Location
- 160 Woodland Grove Lane Chapel Hill, North Carolina 27516 United States 35°48′54″N 79°06′35″W﻿ / ﻿35.8151°N 79.1098°W

Information
- Type: Charter
- Motto: "The Woods Way"
- Established: 1998 (28 years ago)
- CEEB code: 340649
- NCES School ID: 370005302372
- Principal: Cotton Bryan
- Faculty: 45.07 (on FTE basis)
- Grades: K–12
- Enrollment: 510 (2015–16)
- Student to teacher ratio: 11.32:1
- Colors: Green and silver
- Mascot: Wolves
- Nickname: The Wolves
- Website: www.woodscharter.org

= Woods Charter School =

American charter school in North Carolina

Woods Charter School is a non-profit charter school in Chatham County, North Carolina.
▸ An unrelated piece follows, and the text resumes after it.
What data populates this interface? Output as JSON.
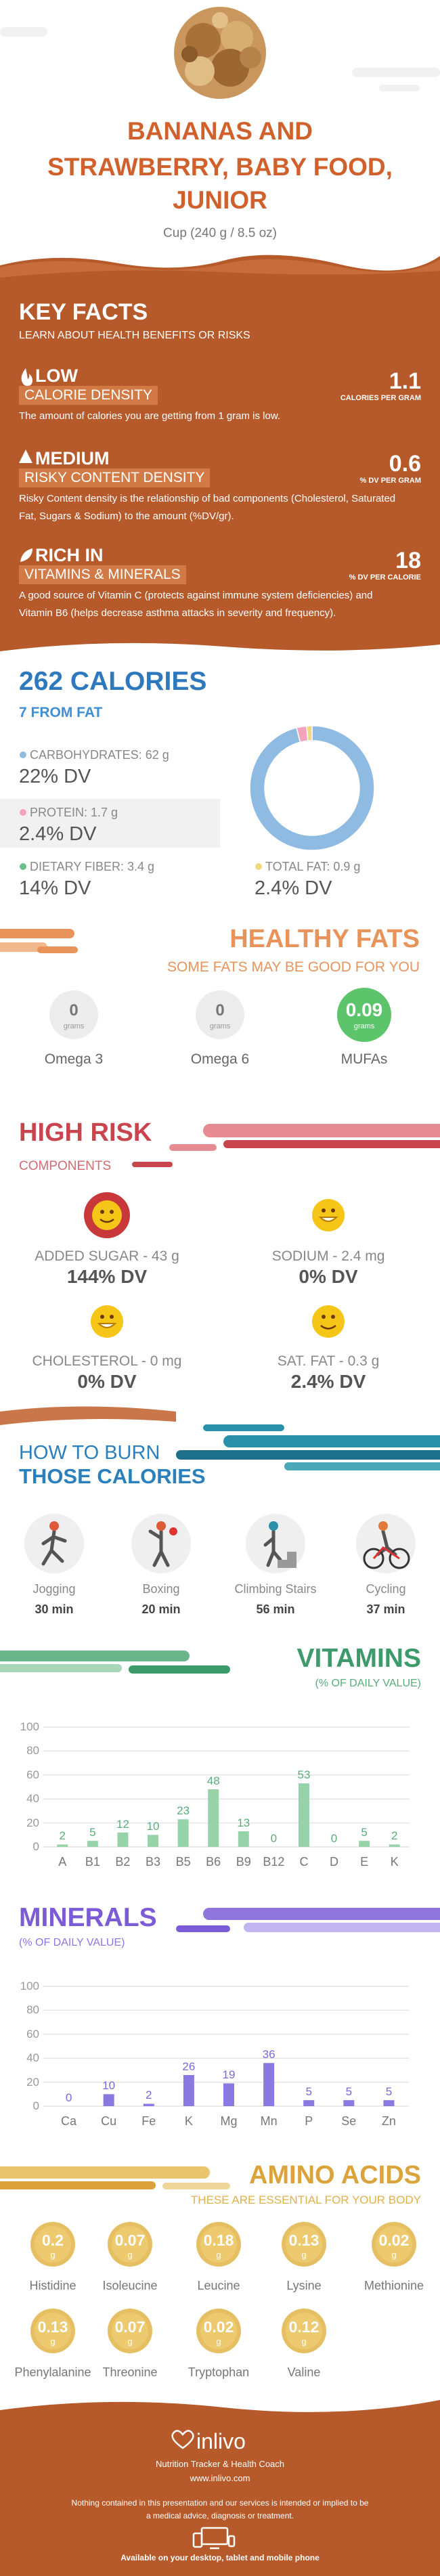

Founded in 1998, Woods Charter School is a North Carolina public charter school, serving approximately 500 students from kindergarten through twelfth grade. In August 2008, Woods Charter School moved to its current location.

In 2026, Woods was named "#1 in Durham, NC Metro Area High Schools" by U.S. News and World Report.

In 2026, there were 195 students in grades 9-12.